A mapping array for the determination of derivatives from the coefficients of the fit, and available terms in “phi”. The shape of the array is (n_dimensions, 3, n_derivative_terms). This is only required if the gradient is required as an output. For a full description of the derivative map, please see polynomial_derivative_map().

derivative_term_indicesnumpy.ndarray (max(order) + 1,), optional

If the fit order is allowed to vary, gives the indices in derivative_term_map for a given symmetrical order. The correct derivative_term_map mapping for order k is given as derivative_term_map[:, :, indices[k]:indices[k + 2]].

edge_algorithm_idxint, optional

Integer specifying the algorithm used to determine whether a fit should be attempted with respect to the sample distribution. Please see check_edges() for further information. The default (1), is always the most robust of the available algorithms.

edge_thresholdnumpy.ndarray (n_dimensions,)

A threshold parameter determining how close an edge should be to the center of the distribution during check_edges(). Higher values result in an edge closer to the sample mean. A value should be provided for each dimension. A zero value in any dimension will result in an infinite edge for that dimension.

minimum_pointsint, optional

Certain order validation algorithms check the number of available samples as a means to determine what order of fit is appropriate. If pre-calculated for the base order, it may be passed in here for a slight speed advantage.

get_errorbool, optional

If True, return the error on the fit.

get_countsbool, optional

If True, return the number of samples used when determining the fit at each fitting point.

get_weightsbool, optional

If True, return the sum of all sample weights used in determining the fit at each point.

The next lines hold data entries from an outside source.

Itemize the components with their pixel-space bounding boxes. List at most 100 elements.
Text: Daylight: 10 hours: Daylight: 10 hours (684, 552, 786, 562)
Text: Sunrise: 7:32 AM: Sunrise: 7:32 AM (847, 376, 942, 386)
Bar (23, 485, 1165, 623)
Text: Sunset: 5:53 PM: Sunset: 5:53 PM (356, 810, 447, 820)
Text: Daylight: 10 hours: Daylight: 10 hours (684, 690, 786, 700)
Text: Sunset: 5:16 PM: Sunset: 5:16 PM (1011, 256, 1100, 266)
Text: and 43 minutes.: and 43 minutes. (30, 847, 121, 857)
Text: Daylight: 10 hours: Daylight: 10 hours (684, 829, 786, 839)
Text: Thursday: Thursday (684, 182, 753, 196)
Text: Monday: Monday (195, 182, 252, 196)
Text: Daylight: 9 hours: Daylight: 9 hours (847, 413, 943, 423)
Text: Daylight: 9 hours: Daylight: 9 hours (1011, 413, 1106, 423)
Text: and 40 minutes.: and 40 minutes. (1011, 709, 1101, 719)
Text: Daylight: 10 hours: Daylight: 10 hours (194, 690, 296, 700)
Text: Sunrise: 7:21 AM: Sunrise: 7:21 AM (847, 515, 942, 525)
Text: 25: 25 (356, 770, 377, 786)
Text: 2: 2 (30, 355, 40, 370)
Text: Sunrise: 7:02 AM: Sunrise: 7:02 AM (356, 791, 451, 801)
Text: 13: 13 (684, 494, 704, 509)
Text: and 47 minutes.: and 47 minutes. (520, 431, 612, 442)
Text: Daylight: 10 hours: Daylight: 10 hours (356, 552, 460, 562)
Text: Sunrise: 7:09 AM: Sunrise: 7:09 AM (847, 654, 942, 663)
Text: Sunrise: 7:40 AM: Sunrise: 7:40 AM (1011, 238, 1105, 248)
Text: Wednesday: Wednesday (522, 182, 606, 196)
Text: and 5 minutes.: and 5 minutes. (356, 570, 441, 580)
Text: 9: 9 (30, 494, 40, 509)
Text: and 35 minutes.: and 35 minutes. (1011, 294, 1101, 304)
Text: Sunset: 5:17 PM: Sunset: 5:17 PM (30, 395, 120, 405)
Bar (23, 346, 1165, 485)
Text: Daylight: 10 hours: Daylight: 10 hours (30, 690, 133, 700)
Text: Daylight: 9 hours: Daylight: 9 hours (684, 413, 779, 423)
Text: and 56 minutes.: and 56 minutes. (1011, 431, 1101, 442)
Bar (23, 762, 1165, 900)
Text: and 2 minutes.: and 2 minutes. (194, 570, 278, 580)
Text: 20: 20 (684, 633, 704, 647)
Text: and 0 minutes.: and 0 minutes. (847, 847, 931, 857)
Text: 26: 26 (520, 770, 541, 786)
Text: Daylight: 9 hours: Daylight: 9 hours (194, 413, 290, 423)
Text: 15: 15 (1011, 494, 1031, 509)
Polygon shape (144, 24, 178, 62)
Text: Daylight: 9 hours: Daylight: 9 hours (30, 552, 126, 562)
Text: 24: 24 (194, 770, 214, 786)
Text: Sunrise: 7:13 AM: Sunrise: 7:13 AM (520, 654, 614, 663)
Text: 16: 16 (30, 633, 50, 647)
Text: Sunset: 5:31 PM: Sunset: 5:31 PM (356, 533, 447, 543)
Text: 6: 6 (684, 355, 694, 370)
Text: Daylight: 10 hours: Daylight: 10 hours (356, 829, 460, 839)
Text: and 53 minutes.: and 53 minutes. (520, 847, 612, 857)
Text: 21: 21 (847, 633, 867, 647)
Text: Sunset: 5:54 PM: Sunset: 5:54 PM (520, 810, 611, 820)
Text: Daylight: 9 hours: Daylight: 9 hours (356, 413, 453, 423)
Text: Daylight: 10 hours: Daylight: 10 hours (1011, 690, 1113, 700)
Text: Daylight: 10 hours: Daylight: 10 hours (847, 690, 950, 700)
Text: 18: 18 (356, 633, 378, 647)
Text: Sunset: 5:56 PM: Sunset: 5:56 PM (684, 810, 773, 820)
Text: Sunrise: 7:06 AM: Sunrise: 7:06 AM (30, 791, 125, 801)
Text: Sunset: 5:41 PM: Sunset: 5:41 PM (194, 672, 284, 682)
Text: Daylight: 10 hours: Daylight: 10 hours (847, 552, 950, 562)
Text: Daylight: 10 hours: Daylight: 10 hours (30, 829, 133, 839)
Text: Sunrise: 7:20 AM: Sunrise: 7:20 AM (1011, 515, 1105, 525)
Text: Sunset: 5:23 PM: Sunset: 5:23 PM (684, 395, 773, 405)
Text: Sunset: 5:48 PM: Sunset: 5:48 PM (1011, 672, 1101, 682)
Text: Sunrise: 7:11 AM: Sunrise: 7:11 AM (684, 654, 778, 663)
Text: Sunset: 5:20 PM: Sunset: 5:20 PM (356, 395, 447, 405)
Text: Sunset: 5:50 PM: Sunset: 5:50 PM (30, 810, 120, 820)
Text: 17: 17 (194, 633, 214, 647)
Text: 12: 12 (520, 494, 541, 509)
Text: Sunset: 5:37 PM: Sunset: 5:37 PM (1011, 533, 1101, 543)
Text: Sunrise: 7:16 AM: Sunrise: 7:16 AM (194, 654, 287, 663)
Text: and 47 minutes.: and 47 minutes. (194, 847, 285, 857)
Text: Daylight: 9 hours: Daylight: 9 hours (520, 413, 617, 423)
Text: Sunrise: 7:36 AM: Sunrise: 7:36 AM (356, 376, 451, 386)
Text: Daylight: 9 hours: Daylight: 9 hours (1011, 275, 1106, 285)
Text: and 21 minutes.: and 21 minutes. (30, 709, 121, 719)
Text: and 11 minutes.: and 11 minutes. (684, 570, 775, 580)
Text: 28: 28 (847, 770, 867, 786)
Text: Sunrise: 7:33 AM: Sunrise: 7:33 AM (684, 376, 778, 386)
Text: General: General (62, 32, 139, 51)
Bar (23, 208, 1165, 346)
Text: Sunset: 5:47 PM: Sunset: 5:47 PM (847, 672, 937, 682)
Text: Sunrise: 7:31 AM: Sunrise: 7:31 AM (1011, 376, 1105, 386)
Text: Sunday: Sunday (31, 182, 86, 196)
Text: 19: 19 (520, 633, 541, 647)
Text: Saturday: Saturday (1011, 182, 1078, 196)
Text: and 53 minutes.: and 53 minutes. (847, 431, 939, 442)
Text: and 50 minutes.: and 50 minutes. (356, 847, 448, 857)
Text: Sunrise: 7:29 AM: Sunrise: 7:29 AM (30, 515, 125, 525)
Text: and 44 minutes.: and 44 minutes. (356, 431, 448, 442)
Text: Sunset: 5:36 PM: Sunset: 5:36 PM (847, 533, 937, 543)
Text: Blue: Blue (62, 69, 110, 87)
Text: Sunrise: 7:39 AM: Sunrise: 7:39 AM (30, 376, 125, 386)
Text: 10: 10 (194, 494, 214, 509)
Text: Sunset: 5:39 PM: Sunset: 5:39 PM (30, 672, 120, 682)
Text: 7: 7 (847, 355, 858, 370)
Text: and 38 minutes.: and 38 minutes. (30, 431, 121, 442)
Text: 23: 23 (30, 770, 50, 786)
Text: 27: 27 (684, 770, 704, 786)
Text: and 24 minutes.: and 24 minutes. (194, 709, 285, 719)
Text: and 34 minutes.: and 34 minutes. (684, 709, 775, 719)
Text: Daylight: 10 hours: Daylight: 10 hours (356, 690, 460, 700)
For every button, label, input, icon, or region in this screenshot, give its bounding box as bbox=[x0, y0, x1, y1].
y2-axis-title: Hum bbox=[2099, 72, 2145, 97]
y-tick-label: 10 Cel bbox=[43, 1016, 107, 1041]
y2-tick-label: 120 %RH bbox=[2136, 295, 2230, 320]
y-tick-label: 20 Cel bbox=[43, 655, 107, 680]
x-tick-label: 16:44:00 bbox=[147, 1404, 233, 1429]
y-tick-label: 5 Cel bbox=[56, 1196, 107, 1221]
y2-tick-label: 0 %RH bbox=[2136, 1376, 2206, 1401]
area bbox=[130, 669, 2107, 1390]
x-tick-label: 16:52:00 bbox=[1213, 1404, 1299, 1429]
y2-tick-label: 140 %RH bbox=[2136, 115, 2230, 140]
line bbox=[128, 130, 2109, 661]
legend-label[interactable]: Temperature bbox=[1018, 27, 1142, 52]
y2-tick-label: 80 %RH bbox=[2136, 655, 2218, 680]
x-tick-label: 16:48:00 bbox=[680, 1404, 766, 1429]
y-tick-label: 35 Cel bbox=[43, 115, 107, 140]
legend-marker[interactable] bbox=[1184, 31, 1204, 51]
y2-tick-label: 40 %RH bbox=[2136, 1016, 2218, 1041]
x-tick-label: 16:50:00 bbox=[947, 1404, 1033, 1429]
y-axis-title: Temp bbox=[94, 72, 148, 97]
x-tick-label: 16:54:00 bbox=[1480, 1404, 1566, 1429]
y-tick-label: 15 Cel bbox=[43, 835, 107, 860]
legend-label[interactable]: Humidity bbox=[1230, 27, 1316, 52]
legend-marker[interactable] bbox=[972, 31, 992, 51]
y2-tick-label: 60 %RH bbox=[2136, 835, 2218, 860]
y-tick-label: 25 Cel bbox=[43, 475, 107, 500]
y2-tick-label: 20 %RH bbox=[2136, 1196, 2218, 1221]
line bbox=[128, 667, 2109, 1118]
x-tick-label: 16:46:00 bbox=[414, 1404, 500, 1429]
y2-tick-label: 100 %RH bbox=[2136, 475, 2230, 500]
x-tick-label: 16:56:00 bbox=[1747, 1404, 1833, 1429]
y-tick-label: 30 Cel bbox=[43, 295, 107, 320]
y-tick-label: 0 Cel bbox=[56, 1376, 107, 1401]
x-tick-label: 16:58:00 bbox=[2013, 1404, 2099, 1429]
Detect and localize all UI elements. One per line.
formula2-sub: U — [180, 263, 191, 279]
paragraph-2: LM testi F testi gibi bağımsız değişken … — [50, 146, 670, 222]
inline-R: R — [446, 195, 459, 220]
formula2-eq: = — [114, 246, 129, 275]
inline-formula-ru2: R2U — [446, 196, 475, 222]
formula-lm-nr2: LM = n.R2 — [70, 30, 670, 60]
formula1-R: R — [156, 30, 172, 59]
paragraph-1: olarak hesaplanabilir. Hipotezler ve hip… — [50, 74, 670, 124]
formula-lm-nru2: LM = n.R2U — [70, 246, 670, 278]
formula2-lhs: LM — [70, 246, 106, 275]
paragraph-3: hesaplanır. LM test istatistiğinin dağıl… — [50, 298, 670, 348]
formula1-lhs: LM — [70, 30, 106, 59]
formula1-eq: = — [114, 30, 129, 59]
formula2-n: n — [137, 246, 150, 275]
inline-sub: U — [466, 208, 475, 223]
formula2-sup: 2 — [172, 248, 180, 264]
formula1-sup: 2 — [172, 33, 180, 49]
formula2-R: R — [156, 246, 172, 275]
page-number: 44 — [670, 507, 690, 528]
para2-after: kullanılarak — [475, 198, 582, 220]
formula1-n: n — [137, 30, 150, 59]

get_distance_weightsbool, optional

If True, return the sum of only the distance weights used in determining the fit at each point.

get_rchi2bool, optional

If True, return the reduced chi-squared statistic for each of the fitted points.

get_cross_derivativesbool, optional

If True, return the derivative mean-squared-cross-products of the samples for each of the fitted points. See derivative_mscp() for further information.

get_offset_variancebool optional

If True, return the offset of the fitting point from the sample distribution. See offset_variance() for further information.

Returns:

fit_results8-tuple of numpy.ndarray

fit_results[0]: Fitted values. fit_results[1]: Error on the fit. fit_results[2]: Number of samples in each fit. fit_results[3]: Weight sums. fit_results[4]: Distance weight sums. fit_results[5]: Reduced chi-squared statistic. fit_results[6]: Derivative mean-squared-cross-products. fit_results[7]: Offset variances from the sample distribution center.

All arrays except for fit_results[6] have the shape (n_sets, n_fits) or (0, 0) depending on whether get_ is True or False respectively. The derivative MSCP is of shape (n_sets, n_fits, n_dimensions, n_dimensions) if requested, and (1, 0, 0, 0) otherwise.